Others who left long before the Taliban took over the country say they no longer have any hope of returning.

"It's over for us, for anyone who is in Europe," said Abdul Almazai, 26, who left Afghanistan as a teenager. He and eight other Afghans had been sent back at the French border, and he planned to try again.

"We've crossed a lot of countries," he said. "I have to carve out my future."

Aid workers fear that Afghans more accustomed to the mountains and the dangers of winter are taking more dangerous routes through the snow than migrants from warmer climates.

“They are confident, and sometimes being confident doesn't help,” said Luca Guglielmetto, a volunteer at a shelter on the Italian side who equips migrants with warm clothing and boots for the crossing.

As night falls, Rezaie's cell phone battery dies.
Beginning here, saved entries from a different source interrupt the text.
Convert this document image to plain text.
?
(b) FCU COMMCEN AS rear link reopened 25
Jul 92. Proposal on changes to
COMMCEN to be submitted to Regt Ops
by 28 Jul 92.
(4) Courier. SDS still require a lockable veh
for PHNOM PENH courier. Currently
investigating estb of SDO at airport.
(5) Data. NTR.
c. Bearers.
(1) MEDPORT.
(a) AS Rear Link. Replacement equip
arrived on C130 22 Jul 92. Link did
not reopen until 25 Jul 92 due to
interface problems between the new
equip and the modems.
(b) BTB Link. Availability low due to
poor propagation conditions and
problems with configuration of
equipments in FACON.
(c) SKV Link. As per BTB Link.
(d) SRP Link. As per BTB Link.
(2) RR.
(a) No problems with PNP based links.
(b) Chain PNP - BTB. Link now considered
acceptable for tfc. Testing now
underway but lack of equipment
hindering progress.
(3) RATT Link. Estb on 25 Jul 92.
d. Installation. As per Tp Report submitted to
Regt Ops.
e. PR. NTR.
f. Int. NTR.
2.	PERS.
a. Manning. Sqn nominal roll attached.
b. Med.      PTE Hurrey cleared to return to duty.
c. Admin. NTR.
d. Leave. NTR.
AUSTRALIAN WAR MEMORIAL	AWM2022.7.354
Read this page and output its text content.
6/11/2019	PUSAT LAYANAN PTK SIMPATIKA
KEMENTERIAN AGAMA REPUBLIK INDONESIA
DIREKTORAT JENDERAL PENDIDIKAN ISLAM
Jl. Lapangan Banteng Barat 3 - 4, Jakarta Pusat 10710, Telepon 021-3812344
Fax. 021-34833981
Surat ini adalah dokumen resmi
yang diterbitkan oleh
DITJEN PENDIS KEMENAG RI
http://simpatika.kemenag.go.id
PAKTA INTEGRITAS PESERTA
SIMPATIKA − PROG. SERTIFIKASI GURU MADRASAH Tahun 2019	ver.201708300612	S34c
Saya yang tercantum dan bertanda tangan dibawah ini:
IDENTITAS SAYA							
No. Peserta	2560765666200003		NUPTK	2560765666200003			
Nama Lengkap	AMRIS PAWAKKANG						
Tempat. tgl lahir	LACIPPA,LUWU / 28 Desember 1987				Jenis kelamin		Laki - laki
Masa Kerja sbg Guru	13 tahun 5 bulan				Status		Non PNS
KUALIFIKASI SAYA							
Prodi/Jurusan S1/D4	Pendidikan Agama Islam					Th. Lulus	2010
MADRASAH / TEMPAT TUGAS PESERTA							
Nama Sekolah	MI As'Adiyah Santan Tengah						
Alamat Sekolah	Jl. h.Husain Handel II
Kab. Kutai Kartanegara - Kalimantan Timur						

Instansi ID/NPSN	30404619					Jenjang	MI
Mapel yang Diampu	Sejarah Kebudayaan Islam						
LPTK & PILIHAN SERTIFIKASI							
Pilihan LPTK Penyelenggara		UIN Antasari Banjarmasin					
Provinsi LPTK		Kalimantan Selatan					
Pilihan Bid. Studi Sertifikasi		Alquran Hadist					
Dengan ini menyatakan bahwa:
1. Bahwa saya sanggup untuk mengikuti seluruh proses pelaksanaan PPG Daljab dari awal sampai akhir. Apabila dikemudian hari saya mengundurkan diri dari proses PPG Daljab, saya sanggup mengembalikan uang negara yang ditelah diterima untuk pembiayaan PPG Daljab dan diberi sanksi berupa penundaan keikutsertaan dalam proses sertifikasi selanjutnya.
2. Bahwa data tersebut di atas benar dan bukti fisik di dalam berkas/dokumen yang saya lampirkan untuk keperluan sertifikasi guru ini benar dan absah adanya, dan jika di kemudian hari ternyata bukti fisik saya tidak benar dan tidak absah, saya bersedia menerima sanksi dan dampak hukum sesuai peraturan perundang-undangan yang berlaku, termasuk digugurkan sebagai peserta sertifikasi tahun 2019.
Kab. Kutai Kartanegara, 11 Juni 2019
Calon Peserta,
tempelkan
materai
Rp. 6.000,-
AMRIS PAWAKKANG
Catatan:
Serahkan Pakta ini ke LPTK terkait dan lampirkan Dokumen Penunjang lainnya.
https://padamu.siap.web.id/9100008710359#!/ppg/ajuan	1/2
He and his partner continue on through the snow.

Few people get it on the first try. Rezaie accomplished that feat, and the next day he beamed with pride as he ate breakfast at a migrant shelter in Briançon.

He sent a video of himself walking through the snow to his mother and his brother in Iran.

His target now is Germany. But he hopes to return home one day.

“I had a car. I had a job, job,” he said. "He had a good life."